ECB stimulus is working, council members say before meeting

Published Wed, Jan 20, 2016 · 01:34 PM

[BUDAPEST] The European Central Bank's quantitative easing program is working out for the euro area, and the main signals that may lead to future adjustments will be inflationary expectations, Lithuanian Governing Council member Vitas Vasiliauskas said.

Vasiliauskas's comments echoed those of fellow Governing Council member Ewald Nowotny, who said the monetary authority's unconventional measures were working and core inflation was "more in equilibrium" than oil-driven headline price growth.

"The ECB's quantitative easing is working, and it has made a positive influence on gross domestic product growth," Vasiliauskas said at a conference sponsored by Euromoney in Vienna on Wednesday.
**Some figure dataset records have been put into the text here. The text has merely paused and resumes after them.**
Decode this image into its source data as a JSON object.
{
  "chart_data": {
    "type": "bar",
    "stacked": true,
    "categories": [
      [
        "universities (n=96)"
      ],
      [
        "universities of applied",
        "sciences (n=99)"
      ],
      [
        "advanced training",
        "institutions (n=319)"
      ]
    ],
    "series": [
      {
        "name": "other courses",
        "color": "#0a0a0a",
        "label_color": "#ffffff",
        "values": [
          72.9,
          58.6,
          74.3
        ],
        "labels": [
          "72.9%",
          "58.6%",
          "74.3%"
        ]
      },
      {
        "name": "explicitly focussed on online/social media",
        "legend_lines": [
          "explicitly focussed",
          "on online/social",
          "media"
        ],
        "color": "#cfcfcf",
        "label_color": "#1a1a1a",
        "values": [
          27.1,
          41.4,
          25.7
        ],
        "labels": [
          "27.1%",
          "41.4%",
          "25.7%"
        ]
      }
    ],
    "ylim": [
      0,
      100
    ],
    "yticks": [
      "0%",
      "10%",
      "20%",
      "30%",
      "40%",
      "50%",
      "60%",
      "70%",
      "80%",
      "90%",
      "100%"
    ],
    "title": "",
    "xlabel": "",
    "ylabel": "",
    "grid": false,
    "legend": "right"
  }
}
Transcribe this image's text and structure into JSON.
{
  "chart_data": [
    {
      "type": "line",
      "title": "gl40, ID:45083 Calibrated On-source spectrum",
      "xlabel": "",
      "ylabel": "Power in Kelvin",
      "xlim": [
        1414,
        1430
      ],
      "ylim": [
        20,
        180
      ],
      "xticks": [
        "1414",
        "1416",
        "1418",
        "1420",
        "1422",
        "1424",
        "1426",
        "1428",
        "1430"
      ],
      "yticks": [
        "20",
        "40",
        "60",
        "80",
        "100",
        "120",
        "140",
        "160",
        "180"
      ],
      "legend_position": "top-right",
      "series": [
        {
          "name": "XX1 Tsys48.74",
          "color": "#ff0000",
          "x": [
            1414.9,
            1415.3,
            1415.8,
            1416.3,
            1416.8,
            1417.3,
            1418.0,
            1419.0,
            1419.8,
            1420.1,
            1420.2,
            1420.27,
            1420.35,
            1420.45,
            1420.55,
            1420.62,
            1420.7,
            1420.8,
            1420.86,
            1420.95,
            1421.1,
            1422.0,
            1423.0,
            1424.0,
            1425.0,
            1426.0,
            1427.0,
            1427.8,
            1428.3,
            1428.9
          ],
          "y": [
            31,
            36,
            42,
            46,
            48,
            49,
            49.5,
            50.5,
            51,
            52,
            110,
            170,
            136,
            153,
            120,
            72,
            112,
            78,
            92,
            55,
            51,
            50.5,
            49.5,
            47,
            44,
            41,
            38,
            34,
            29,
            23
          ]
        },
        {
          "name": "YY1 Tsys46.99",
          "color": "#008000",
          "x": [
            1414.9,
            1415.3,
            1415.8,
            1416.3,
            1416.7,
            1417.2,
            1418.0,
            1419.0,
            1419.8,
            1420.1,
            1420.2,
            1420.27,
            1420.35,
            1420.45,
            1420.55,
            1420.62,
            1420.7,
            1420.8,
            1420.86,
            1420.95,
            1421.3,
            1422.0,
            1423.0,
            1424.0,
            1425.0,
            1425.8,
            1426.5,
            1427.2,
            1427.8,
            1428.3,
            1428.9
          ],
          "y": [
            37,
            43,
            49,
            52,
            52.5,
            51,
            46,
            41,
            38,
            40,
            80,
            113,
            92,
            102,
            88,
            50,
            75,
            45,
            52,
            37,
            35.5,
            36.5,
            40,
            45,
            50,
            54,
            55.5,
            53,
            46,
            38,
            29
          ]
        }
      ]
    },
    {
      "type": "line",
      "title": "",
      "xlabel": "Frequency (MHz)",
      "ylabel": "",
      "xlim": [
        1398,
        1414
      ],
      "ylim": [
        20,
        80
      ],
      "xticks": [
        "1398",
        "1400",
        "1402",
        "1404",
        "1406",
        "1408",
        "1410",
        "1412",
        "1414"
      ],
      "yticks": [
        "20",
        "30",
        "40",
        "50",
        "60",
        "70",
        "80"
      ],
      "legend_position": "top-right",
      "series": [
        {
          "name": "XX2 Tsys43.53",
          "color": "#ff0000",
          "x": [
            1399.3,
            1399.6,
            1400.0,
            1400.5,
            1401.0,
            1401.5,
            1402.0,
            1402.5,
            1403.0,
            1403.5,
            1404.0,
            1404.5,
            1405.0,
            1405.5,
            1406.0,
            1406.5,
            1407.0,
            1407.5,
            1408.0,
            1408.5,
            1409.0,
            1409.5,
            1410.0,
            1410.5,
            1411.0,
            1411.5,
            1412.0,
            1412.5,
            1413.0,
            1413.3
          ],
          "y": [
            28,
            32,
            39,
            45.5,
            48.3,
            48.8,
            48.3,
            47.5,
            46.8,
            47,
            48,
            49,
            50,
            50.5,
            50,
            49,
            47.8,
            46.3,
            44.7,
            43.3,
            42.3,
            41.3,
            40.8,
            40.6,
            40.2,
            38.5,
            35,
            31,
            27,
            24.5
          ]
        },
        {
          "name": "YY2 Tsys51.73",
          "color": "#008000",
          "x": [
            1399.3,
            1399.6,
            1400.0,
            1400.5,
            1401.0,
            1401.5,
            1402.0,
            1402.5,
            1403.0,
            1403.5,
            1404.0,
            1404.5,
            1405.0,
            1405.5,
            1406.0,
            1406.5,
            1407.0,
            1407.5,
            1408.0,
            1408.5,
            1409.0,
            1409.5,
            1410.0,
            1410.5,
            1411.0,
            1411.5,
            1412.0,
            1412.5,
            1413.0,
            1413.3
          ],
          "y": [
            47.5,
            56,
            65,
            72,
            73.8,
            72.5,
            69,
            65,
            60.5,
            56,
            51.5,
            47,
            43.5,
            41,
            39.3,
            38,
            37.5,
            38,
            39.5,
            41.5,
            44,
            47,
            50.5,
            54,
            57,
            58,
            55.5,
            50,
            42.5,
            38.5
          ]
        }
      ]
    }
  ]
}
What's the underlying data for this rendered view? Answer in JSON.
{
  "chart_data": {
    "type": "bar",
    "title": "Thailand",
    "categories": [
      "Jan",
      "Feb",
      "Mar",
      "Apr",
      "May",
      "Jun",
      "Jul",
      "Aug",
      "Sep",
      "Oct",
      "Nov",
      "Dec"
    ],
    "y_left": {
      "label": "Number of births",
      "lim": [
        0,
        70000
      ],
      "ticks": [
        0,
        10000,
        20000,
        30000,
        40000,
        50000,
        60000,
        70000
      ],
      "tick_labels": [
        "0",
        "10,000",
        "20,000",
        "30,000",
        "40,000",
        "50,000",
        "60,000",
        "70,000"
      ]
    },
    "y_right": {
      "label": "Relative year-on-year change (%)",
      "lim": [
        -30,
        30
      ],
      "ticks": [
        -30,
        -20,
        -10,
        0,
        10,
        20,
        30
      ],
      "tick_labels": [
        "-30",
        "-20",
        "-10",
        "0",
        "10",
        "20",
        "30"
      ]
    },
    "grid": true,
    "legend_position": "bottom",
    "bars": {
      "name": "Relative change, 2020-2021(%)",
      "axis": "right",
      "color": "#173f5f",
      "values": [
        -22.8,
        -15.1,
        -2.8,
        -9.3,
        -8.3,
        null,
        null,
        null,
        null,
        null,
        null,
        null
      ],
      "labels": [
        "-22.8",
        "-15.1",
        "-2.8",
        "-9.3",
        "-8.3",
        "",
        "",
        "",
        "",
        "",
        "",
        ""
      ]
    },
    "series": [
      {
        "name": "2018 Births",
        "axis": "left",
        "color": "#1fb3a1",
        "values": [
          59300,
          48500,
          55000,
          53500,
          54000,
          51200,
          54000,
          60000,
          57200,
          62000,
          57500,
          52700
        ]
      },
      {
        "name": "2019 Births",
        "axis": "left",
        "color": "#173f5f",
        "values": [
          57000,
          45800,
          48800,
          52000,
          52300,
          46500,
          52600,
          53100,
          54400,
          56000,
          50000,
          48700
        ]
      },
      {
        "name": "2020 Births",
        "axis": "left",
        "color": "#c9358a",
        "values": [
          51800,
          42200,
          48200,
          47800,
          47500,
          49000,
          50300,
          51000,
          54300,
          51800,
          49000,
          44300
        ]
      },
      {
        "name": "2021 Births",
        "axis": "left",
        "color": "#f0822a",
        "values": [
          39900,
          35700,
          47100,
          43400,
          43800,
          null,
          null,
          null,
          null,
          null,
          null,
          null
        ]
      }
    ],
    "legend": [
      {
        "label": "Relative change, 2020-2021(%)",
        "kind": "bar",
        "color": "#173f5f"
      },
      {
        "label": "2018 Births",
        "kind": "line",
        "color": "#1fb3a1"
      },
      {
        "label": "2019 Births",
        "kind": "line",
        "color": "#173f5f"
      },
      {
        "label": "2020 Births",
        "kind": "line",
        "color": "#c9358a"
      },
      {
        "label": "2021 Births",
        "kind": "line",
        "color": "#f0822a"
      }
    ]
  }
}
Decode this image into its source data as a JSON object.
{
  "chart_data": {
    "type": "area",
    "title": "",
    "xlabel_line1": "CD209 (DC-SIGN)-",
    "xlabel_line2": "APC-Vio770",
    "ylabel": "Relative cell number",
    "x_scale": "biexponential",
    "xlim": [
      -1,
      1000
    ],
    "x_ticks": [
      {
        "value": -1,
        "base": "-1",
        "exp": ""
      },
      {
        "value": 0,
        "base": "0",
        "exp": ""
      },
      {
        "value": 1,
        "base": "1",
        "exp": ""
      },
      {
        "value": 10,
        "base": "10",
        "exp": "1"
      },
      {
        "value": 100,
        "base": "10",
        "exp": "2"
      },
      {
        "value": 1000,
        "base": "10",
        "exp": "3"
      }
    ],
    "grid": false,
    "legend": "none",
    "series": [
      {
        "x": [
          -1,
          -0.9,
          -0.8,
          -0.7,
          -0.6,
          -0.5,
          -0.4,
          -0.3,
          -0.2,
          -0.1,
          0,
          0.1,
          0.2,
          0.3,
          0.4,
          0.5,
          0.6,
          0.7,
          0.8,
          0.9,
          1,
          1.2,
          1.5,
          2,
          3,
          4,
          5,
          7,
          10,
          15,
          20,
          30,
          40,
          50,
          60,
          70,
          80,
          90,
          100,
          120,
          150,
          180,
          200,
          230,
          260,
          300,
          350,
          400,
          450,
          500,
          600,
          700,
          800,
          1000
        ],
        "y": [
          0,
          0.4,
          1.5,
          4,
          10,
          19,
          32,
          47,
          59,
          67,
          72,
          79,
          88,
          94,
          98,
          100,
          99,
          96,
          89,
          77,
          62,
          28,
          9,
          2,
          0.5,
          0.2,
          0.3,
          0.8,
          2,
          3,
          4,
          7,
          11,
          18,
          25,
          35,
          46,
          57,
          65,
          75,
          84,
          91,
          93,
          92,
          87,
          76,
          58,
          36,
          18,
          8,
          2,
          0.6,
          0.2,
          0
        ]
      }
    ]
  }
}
"With regards to GDP, it means more exports for the eurozone. So I think the effect of the ECB asset- purchase program is positive for all the eurozone."

After expanding their monetary-policy stimulus program last month, ECB policy makers will refrain from new measures at a meeting on Thursday, according to economists in a Bloomberg survey. While the minutes of the governing council's Dec 3 meeting, where the board cut the deposit rate and extended bond purchases until at least March 2017, showed a minority were willing to pursue more stimulus, they faced resistance from their colleagues.

Vasiliauskas declined to comment specifically on monetary policy before Thursday's meeting. When asked, however, what kind of signals policy makers may be watching for to wind down the bank's unconventional measures, he pointed to price-growth expectations.

"Inflation expectations for the future is the main thing when thinking about the asset purchase program," he said. "The program is making and will make a positive impact. So let's wait, because we have a lot of, I would say, international factors which are also very important for the eurozone's monetary policy in the future."

Nowotny, the head of Austria's central bank, agreed that even though euro-area inflation was being influenced mainly by outside developments, the quantitative easing policies were having the desired effect.

"If we look at the unconventional policies that we have done, they are working," Nowotny said at the conference. "We have now much closer and much more integrated capital markets and financing structures in Europe, which is a good thing."

Looking at core inflation, which strips out energy prices that have been undercut by oil's plunge to around $30 a barrel, is also becoming important "not as an alternative but as another point of the discussion," Nowotny said.

Zero inflation "is to large extent due to special circumstances concerning the oil price. That is something that's really extraordinary, that we had this huge fall of the oil price to around $30, and that of course has an effect on the inflation rate," he said. In core inflation, "of course things are much more in equilibrium if you adjust for the oil price effect."

Nowotny also said the beginning of US interest-rate increases had "worked rather smoothly" and said turbulence in China's stock market was "more a psychological phenomenon, maybe a political phenomenon, but not one of deeper economic impact."